Isenburg compared an expert's ability to judge whether a sitter is a famous person to the ability of a mother to pick out her child on a crowded beach. "'Where's Johnny?' Even just seeing the back of his head, she'll say, 'Oh, there he is.'"

The child on the beach is moving, of course. The kinetic fact calls to mind a related controversy of the moment. It involves vintage film footage found in a box of rock memorabilia at an auction in London, showing someone the buyer later identified as Jimi Hendrix.

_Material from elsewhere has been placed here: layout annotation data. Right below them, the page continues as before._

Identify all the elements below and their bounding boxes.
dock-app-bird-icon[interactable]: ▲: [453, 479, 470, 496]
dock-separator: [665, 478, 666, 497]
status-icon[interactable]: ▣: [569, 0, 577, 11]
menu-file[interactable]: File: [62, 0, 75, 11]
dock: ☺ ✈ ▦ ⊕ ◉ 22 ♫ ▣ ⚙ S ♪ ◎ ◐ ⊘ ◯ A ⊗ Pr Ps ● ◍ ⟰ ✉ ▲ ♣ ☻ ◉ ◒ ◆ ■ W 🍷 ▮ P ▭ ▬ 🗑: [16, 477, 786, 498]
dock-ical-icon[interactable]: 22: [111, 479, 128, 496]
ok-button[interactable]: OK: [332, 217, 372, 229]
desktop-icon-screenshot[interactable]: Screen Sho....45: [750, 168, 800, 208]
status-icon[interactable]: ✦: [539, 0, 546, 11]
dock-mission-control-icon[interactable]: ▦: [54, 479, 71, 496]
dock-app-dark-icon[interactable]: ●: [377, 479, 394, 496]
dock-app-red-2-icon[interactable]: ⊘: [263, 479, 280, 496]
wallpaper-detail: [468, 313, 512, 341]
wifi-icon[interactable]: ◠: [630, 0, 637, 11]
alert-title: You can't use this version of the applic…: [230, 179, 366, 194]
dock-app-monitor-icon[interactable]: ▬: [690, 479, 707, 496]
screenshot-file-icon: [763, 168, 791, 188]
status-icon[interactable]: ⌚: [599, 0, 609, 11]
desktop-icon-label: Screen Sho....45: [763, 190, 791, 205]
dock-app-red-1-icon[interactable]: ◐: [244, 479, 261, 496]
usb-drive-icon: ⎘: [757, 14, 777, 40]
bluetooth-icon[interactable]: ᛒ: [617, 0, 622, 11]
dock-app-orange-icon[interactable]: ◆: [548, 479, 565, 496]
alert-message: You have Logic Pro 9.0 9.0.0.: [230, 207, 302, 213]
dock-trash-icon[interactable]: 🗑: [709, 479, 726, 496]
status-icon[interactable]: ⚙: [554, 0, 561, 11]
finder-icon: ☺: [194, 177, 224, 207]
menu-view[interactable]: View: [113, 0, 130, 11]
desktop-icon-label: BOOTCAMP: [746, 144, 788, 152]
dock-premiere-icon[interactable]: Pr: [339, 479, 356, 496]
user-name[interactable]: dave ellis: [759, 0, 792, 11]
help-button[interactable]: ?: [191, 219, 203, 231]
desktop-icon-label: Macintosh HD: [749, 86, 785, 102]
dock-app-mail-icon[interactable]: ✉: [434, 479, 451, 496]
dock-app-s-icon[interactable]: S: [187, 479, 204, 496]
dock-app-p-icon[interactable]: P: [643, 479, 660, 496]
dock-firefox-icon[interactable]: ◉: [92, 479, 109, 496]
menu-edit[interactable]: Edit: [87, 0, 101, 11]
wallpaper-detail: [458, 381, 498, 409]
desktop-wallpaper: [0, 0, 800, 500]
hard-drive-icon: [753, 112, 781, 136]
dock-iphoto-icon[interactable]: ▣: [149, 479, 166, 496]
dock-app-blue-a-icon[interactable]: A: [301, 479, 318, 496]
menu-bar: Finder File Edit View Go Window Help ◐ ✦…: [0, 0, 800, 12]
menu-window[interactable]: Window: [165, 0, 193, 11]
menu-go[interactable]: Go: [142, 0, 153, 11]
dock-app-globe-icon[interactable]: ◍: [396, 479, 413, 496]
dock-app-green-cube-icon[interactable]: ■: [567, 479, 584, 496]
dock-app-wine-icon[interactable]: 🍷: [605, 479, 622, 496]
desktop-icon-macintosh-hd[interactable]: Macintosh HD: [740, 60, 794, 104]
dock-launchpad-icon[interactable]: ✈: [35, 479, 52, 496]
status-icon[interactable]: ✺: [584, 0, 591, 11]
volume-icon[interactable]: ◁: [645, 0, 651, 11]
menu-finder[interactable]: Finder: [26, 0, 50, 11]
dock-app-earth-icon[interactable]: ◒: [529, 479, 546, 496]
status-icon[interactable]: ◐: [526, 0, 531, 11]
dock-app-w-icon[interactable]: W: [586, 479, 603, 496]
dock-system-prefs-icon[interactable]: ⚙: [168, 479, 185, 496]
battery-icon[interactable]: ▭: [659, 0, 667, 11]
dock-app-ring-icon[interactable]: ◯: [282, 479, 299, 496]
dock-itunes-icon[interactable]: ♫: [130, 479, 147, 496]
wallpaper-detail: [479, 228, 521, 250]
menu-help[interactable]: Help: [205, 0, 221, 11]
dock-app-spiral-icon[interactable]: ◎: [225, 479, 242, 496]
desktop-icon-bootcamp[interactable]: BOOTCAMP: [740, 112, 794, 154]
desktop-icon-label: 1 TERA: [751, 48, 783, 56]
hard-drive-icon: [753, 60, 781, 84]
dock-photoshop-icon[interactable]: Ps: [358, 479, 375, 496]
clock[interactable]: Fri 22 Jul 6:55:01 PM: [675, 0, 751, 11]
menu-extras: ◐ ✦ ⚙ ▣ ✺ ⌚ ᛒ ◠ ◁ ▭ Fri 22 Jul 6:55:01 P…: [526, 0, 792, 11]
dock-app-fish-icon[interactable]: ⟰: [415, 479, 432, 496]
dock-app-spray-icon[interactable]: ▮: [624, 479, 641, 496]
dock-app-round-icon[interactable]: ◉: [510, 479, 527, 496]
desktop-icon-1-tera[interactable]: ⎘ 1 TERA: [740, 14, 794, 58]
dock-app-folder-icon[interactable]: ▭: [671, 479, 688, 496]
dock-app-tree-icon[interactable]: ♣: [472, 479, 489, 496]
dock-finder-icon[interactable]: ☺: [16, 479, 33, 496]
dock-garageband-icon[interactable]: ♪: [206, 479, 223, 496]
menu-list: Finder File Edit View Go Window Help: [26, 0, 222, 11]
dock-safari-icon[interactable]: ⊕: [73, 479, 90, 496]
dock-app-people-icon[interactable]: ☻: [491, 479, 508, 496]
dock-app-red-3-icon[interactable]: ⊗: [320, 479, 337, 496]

According to the New York Times, the 11-minute film was in a tin labeled "Black Man." It has no audio and is pornographic. Offered on eBay about a year ago, it apparently did not sell and was subsequently bought by Vivid Entertainment of Los Angeles. That firm, which bills itself as the "world leader in the production of high quality erotic movies," combined it with a retrospective of Hendrix's career and released the result during the last week of April as Jimi Hendrix: The Sex Tape.

Defenders and detractors alike speak of bone structure, eyebrows, nose, and hair—precisely the language used by the people involved in the controversial images of Lincoln, Benjamin, and Davis.

The more things change, the more they stay the same.